À mon avis, bien que le commandant Grant ait raison dans ce cas, la question de remplir le formulaire 0249 doit être considérée uniquement comme une question administrative et non comme un élément dans ce litige.

Toutefois, le libellé courant de l'évaluation des décollages interrompus dont l'évaluation est inférieure à la note standard (1) a également été contesté : « Perte de perception globale d'où une évaluation insuffisante de l'état de l'aéronef. L'évacuation a été initiée sans raison valable. »

Je suis d'avis que la formulation suivante : « évacuation initiée sans raison valable  » n'est pas un motif ou un libellé suffisant pour justifier une évaluation inférieure à la note standard (1) du CCP du commandant Grant. Si je tiens compte de ce libellé, je suis d'avis qu'une note standard de base (2) est appropriée dans ce cas.

De plus, à la suite de l'exposé après vol, le commandant Ludwig a informé le commandant Grant qu'aucune formation ne s'imposait et qu'il s'agissait plutôt uniquement de lui rappeler qu'une évaluation plus rigoureuse devait être effectuée avant d'évacuer l'aéronef.

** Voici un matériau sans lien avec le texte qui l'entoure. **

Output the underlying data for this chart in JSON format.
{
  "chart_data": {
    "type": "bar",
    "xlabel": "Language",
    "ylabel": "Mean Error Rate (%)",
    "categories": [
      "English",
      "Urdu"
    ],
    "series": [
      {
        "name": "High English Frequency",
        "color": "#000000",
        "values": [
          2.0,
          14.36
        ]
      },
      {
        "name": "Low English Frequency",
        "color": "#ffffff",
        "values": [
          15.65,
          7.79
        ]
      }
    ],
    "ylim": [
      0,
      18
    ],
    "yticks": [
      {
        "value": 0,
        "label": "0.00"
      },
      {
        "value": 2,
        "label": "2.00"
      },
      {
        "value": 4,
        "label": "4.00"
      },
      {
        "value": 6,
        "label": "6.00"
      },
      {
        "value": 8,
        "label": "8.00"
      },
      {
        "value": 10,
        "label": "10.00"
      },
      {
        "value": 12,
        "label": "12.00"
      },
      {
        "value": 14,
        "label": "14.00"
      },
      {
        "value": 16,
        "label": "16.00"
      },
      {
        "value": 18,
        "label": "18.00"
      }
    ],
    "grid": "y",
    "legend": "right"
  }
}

À mon avis, puisque le commandant Ludwig affirme que la seule formation additionnelle nécessaire au commandant Grant pour reprendre son CCP prend la forme de conseils et qu'aucun autre entraînement ou exercice sur le simulateur n'est nécessaire, cela m'indique qu'il ne méritait pas une note inférieure à la note standard (1), dans le cas où le risque est limité sans raison valable mais plutôt une note standard de base (2) lorsque le risque est faiblement limité.

DÉCISION

Pour les raisons susmentionnées, je ne suis pas d'accord avec la décision du ministre d'imposer un échec au commandant Grant à l'égard de son contrôle de la compétence du pilote. Je renvoie donc l'affaire au ministre pour réexamen.

Le 13 février 2006

Hebb C. Russell
Conseiller
Tribunal d'appel des transports du Canada


[1] Toutes les vitesses sont en nœuds à l'heure.

[2] Vitesse déterminée au décollage. La vitesse au-delà de laquelle le décollage se poursuit et sous laquelle le décollage est interrompu ou abandonné lorsqu'il y a une panne de moteur.

TP 6533 – Manuel du pilote vérificateur agréé

6.3.3 Aux termes de la partie en vol du contrôle du PVA, l'inspecteur de TC et le PVA doivent se rencontrer en privé afin de se mettre d'accord sur les résultats de la vérification et sur les points qui devront être abordés au cours du compte rendu de vol. Lorsque l'évaluation du PVA ne correspond pas à celle de l'inspecteur de TC, c'est cette dernière qui prévaut et qui sera retenue pour le compte rendu de vol.

[4] Manuel du pilote vérificateur agréé, Annexe Q – Guide d'exposé CCP – 18.2.1

Vérification du rôle de pilote

  • en plus d'effectuer la vérification en vol, le PVA tiendra les rôles du personnel de piste, d'ATC, de régulateur de vol, de personnel de maintenance et de responsable des agents de bord, selon les besoins.